The Government-commissioned Rating Inquiry Report is a timely beginning to find appropriate solutions for local government funding, according to Manukau City Council Finance Director David Foster

The review panel yesterday released a 300-page report containing 96 recommendations, and it will take some time to analyse the reasoning and explanations behind the recommendations.

“Overall, it appears the panel has made some positive recommendations that reinforce the direction our council has been promoting for local government funding,” Mr Foster says.

“There are also some that are likely to add to more process and bureaucracy to council operations.”

Several of the recommendations take another look at issues that have been raised in previous reviews of the local government sector, some of which go back more than 50 years.
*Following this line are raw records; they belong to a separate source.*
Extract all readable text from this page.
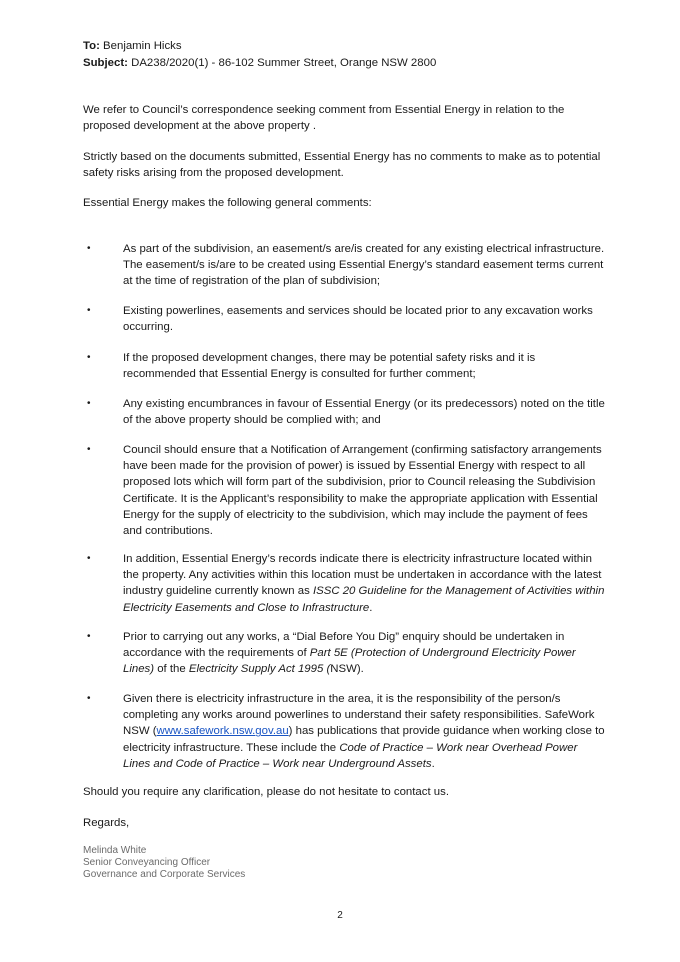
To: Benjamin Hicks
Subject: DA238/2020(1) - 86-102 Summer Street, Orange NSW 2800
We refer to Council’s correspondence seeking comment from Essential Energy in relation to the proposed development at the above property .
Strictly based on the documents submitted, Essential Energy has no comments to make as to potential safety risks arising from the proposed development.
Essential Energy makes the following general comments:
•	As part of the subdivision, an easement/s are/is created for any existing electrical infrastructure. The easement/s is/are to be created using Essential Energy’s standard easement terms current at the time of registration of the plan of subdivision;
•	Existing powerlines, easements and services should be located prior to any excavation works occurring.
•	If the proposed development changes, there may be potential safety risks and it is recommended that Essential Energy is consulted for further comment;
•	Any existing encumbrances in favour of Essential Energy (or its predecessors) noted on the title of the above property should be complied with; and
•	Council should ensure that a Notification of Arrangement (confirming satisfactory arrangements have been made for the provision of power) is issued by Essential Energy with respect to all proposed lots which will form part of the subdivision, prior to Council releasing the Subdivision Certificate. It is the Applicant’s responsibility to make the appropriate application with Essential Energy for the supply of electricity to the subdivision, which may include the payment of fees and contributions.
•	In addition, Essential Energy’s records indicate there is electricity infrastructure located within the property. Any activities within this location must be undertaken in accordance with the latest industry guideline currently known as ISSC 20 Guideline for the Management of Activities within Electricity Easements and Close to Infrastructure.
•	Prior to carrying out any works, a “Dial Before You Dig” enquiry should be undertaken in accordance with the requirements of Part 5E (Protection of Underground Electricity Power Lines) of the Electricity Supply Act 1995 (NSW).
•	Given there is electricity infrastructure in the area, it is the responsibility of the person/s completing any works around powerlines to understand their safety responsibilities. SafeWork NSW (www.safework.nsw.gov.au) has publications that provide guidance when working close to electricity infrastructure. These include the Code of Practice – Work near Overhead Power Lines and Code of Practice – Work near Underground Assets.
Should you require any clarification, please do not hesitate to contact us.
Regards,
Melinda White
Senior Conveyancing Officer
Governance and Corporate Services
2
These include removal of rates exemptions, improved accountability mechanisms, balancing budgets and equitable funding, and bases for rating and Uniform Annual General Charge levels, as well as differential rating.

There is significant scope for improvement in local government accountability, Mr Foster says.

“The council is working in conjunction with SOLGM and LGNZ on improvements that will flow through into the 2009 Long Term Council Community Plan.”

“However, the accountability of the sector has improved over recent years. The difficulty of these issues are, to some extent, reflected in the report’s recommendations, which suggest removing mechanisms put in place in recent legislation (2002) to achieve the very objectives that the inquiry believes warrants their removal.”

The council supports:

Rating exemptions being a matter for council policy rather than legislation
Increased funding from government
Council entitlement to set all regulatory fees on an actual and reasonable cost basis
Further central government research on rates and affordability
Recommendations on the rates rebate affordability

The council has concerns about the implications of:

Further changes to accountability requirements only two years after recent changes have taken practical effect.
More additions to the Long Term Council Community Plan, which is already a large and difficult document for people to understand
Recommendations that increase central government-imposed bureaucracy on local government
Recommendations which erode the role of elected representatives in making policy decisions impacting on their communities.

The report has also quoted average rates levels for various councils.

“We have not determined what the basis of the averages is for their calculation. We intend to examine this further, as we cannot reconcile the figures in the report to our own calculations for rates in Manukau,” Mr Foster says.

The council will continue analysing the report and the potential effect of the recommendations, were they to be implemented.